Some quick optimizations of A and we have our ideal solution.

It never actually happens that way. Ever. When performance wasn’t a consideration from day one, inefficiency becomes endemic, corrupting every square mibbibyte of the project.

Why not iterate a giant array instead of using hashes Why not use LINQ everywhere, repeatedly and inefficiently filtering a massively excessive superset of the needed data?

Most of the time our profile report looks more like the following.

AAAAAAAAAAAAAAAAAAAABBBBBBBBBBBBBBBBBBBCCCCCCCCCCCCCCCCCCCCCCCCC…

It is devastatingly common: If performance doesn’t matter, it really won’t matter and it is seldom something that you can fix by a few updates in a single critical path function. It infects everything. Moore’s law isn’t there to save you either — the speed of a single core has barely improved in years. Just as nine women can’t produce a baby in one month, unless you’ve put down on parallelization, the single delivery performance is limited by that sloth. The fastest render time of a SugarCRM PHP page has a lower bound in the >1s range, even if running on the fastest computer in the world. In the web app world this traditionally hasn’t really mattered — people just became accustomed to every interaction taking seconds — but it has become a serious competitive advantage of a few offerings. I love Rdio*, yet if a competitor offered a solution that didn’t have the second long pauses between every interaction (just navigating between pages), I would seriously consider switching. One of the biggest reasons I abandoned Flickr was its obnoxiously slow navigation and interactions.

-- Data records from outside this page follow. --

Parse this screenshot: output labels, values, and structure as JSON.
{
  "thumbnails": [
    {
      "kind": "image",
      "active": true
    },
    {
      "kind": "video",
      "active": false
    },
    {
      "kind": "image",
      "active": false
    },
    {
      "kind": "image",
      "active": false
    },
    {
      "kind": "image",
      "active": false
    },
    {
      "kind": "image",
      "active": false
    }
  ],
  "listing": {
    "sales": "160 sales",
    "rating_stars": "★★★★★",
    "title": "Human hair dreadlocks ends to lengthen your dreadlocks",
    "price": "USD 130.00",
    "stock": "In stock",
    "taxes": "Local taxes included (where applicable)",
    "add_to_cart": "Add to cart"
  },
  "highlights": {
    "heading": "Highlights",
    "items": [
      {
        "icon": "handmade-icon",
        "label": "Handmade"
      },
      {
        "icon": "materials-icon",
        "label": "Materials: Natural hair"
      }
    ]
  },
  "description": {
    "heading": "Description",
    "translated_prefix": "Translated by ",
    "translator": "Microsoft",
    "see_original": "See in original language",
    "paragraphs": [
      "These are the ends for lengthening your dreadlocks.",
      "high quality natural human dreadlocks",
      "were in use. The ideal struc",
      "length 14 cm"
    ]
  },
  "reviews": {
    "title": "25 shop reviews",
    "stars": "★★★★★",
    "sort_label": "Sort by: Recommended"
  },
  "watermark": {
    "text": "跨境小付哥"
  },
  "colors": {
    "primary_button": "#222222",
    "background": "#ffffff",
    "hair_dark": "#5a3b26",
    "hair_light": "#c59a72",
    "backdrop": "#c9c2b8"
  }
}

Just as you can’t add quality to your code just before shipping, seldom can you significantly improve performance without dramatic rewriting. In the same way you can’t easily parallelize an application that wasn’t written as such in the first place. These are principal considerations. I have little more to add over what I said four years ago on the topic of premature optimization. People have broadened Knuth’s intention to the point of absurdity. When people talk about premature optimization, seldom is the context that intended by Knuth.

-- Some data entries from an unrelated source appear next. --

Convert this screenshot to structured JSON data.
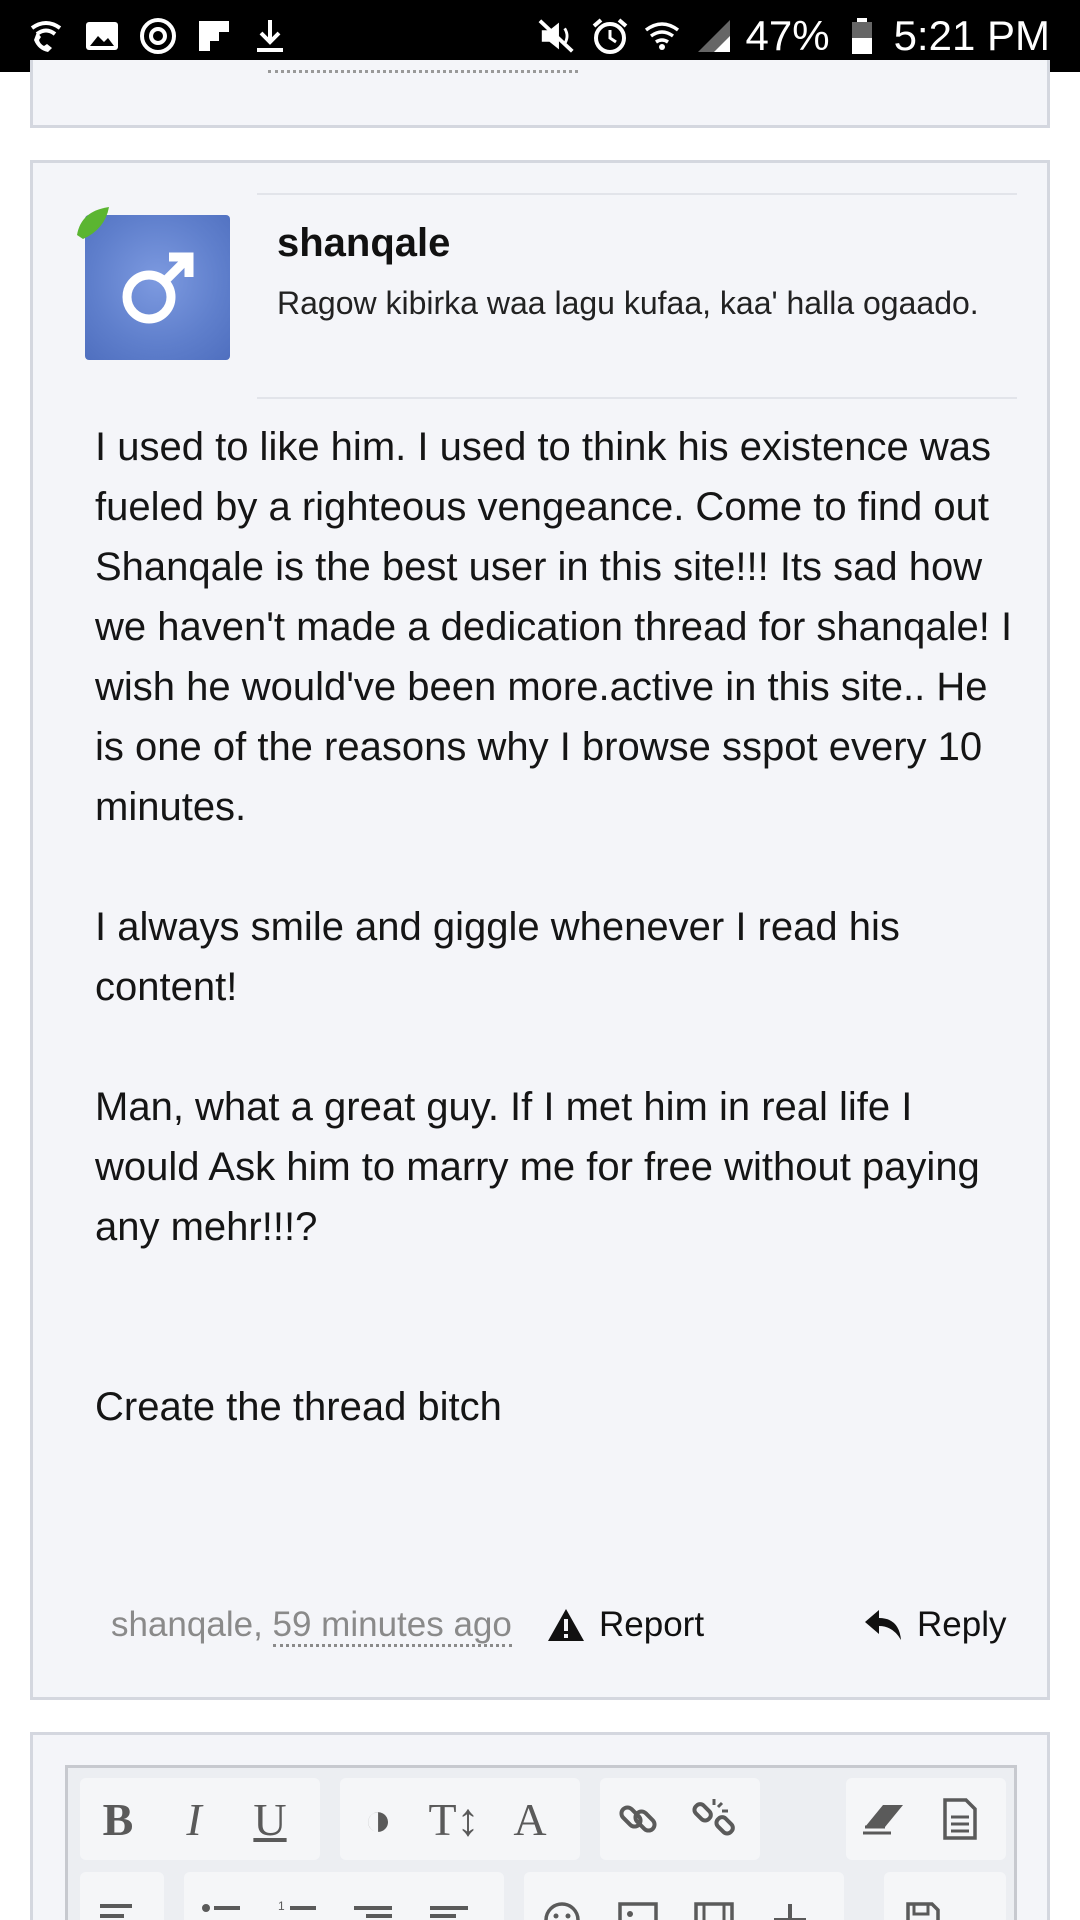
{
  "status_bar": {
    "battery": "47%",
    "time": "5:21 PM",
    "left_icons": [
      "wifi-call-icon",
      "gallery-icon",
      "sync-icon",
      "flipboard-icon",
      "download-icon"
    ],
    "right_icons": [
      "mute-icon",
      "alarm-icon",
      "wifi-icon",
      "signal-icon",
      "battery-icon"
    ]
  },
  "post": {
    "username": "shanqale",
    "user_title": "Ragow kibirka waa lagu kufaa, kaa' halla ogaado.",
    "avatar_symbol": "♂",
    "avatar_color": "#6a88d3",
    "online_color": "#5bb531",
    "paragraphs": [
      "I used to like him. I used to think his existence was fueled by a righteous vengeance. Come to find out Shanqale is the best user in this site!!! Its sad how we haven't made a dedication thread for shanqale! I wish he would've been more.active in this site.. He is one of the reasons why I browse sspot every 10 minutes.",
      "I always smile and giggle whenever I read his content!",
      "Man, what a great guy. If I met him in real life I would Ask him to marry me for free without paying any mehr!!!?",
      "Create the thread bitch"
    ],
    "footer": {
      "author": "shanqale,",
      "time_ago": "59 minutes ago",
      "report_label": "Report",
      "reply_label": "Reply"
    }
  },
  "editor": {
    "toolbar_row1": [
      "B",
      "I",
      "U",
      "◑",
      "T↕",
      "A",
      "link-icon",
      "unlink-icon",
      "eraser-icon",
      "template-icon"
    ],
    "toolbar_row2": [
      "align-icon",
      "bullet-list-icon",
      "number-list-icon",
      "outdent-icon",
      "indent-icon",
      "smilie-icon",
      "image-icon",
      "media-icon",
      "insert-icon",
      "save-icon"
    ]
  }
}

Update: A torrent of readers and my meager server’s CPU usage sits at a constant <1%. Hardly miraculous — it should be the norm — but compare it to the countless sites that fall over when they receive any attention at all. When I built this trivial blog engine (EDIT: The wonderful performance .NET blog engine was later abandoned, largely because I never had the time or motivation to make content management tools), largely for a laugh, efficiency was a principal consideration right at the outset, and was an architectural concern with every decision. This is actually a mostly unrelated aside
(caching happens to be the easiest thing to layer overtop of a terrible solution, so it doesn’t really follow with this post. It is more probably a counterpoint than a proof), but I had to take the opportunity to encourage everyone to be prepared to go to the frontpage of various social news sites. It is bizarre to endlessly see “too many database connections” when browsing the top links collections. That is an issue that we’ve known the solution to for a decade and a half.

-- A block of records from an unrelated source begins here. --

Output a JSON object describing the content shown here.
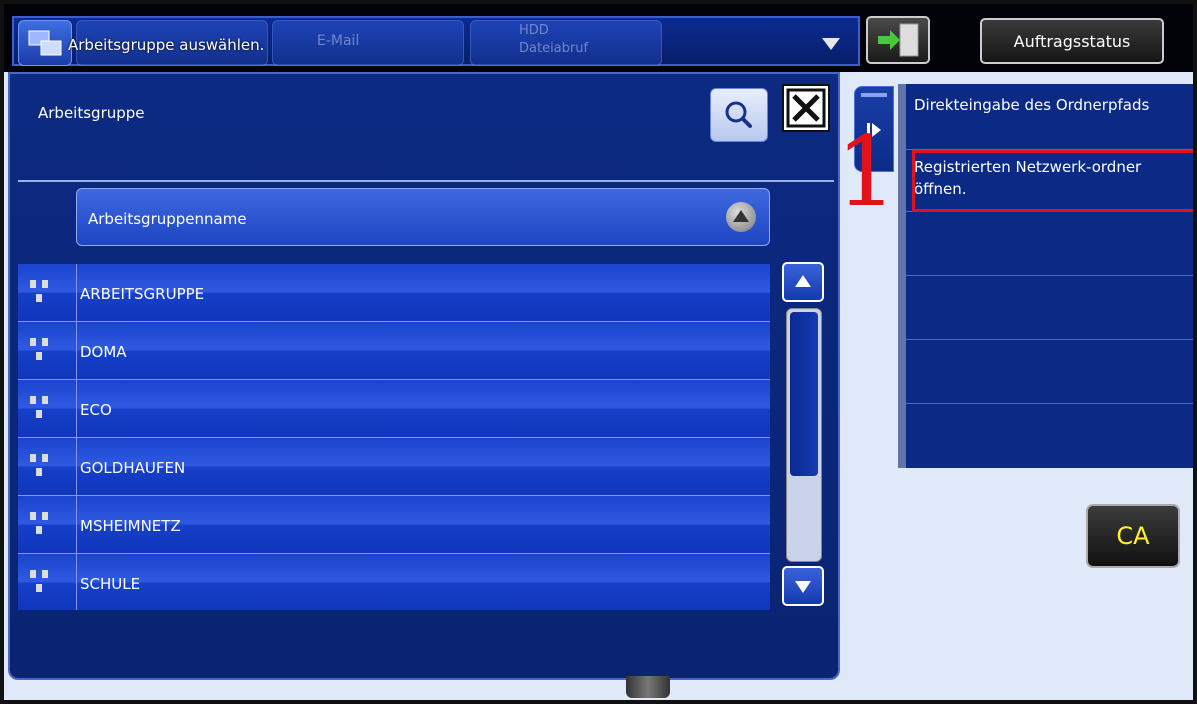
{
  "header": {
    "title": "Arbeitsgruppe auswählen.",
    "ghost_tab_email": "E-Mail",
    "ghost_tab_hdd_line1": "HDD",
    "ghost_tab_hdd_line2": "Dateiabruf",
    "job_status_label": "Auftragsstatus"
  },
  "dialog": {
    "title": "Arbeitsgruppe",
    "column_header": "Arbeitsgruppenname",
    "workgroups": [
      "ARBEITSGRUPPE",
      "DOMA",
      "ECO",
      "GOLDHAUFEN",
      "MSHEIMNETZ",
      "SCHULE"
    ]
  },
  "side_panel": {
    "items": [
      "Direkteingabe des Ordnerpfads",
      "Registrierten Netzwerk-ordner öffnen."
    ]
  },
  "annotation": {
    "step_number": "1",
    "color": "#e0121c"
  },
  "ca_button_label": "CA",
  "colors": {
    "accent_blue": "#1d45c2",
    "panel_blue": "#0a2a86"
  }
}
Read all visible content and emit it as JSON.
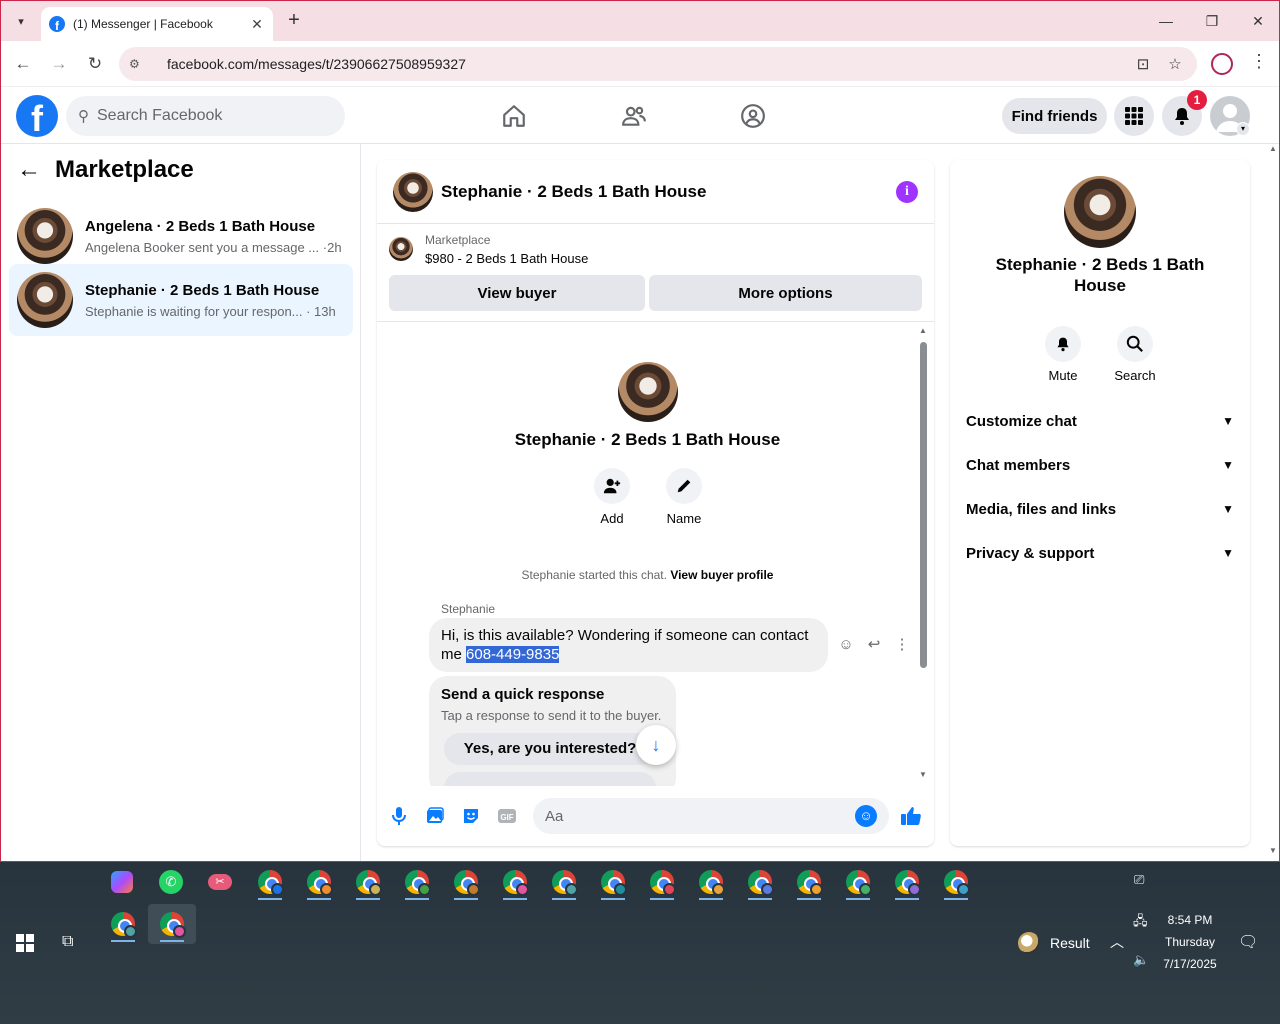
{
  "browser": {
    "tab_title": "(1) Messenger | Facebook",
    "url": "facebook.com/messages/t/23906627508959327"
  },
  "fb": {
    "search_placeholder": "Search Facebook",
    "find_friends": "Find friends",
    "notification_count": "1"
  },
  "sidebar": {
    "title": "Marketplace",
    "conversations": [
      {
        "name": "Angelena · 2 Beds 1 Bath House",
        "preview": "Angelena Booker sent you a message ... ·2h",
        "active": false
      },
      {
        "name": "Stephanie · 2 Beds 1 Bath House",
        "preview": "Stephanie is waiting for your respon... · 13h",
        "active": true
      }
    ]
  },
  "chat": {
    "title": "Stephanie · 2 Beds 1 Bath House",
    "listing_label": "Marketplace",
    "listing_title": "$980 - 2 Beds 1 Bath House",
    "view_buyer": "View buyer",
    "more_options": "More options",
    "profile_name": "Stephanie · 2 Beds 1 Bath House",
    "add_label": "Add",
    "name_label": "Name",
    "started_text": "Stephanie started this chat.",
    "view_buyer_profile": "View buyer profile",
    "sender": "Stephanie",
    "message_text": "Hi, is this available? Wondering if someone can contact me",
    "message_phone": "608-449-9835",
    "quick_title": "Send a quick response",
    "quick_sub": "Tap a response to send it to the buyer.",
    "quick_option": "Yes, are you interested?",
    "composer_placeholder": "Aa"
  },
  "details": {
    "name": "Stephanie · 2 Beds 1 Bath House",
    "mute": "Mute",
    "search": "Search",
    "sections": [
      "Customize chat",
      "Chat members",
      "Media, files and links",
      "Privacy & support"
    ]
  },
  "taskbar": {
    "weather": "Result",
    "time": "8:54 PM",
    "day": "Thursday",
    "date": "7/17/2025"
  },
  "colors": {
    "fb_blue": "#1877f2",
    "messenger_accent": "#0a7cff",
    "info_purple": "#a033ff",
    "active_conv_bg": "#ebf5ff"
  }
}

* – Rdio is a great service, but I had to take a moment to point and laugh at their “native” application that is now available. It, they say, frees you from the browser. It does this by giving you a ClickOnce .NET application that needs to be updated seemingly every time I launch it. In return for the constant updates, it offers you an identical experience to the web application, only using far more resources (it regularly consumes 300MB+) and actually seeming to offer a slower interface. Not sure what drove that move, but it was very poorly conceived.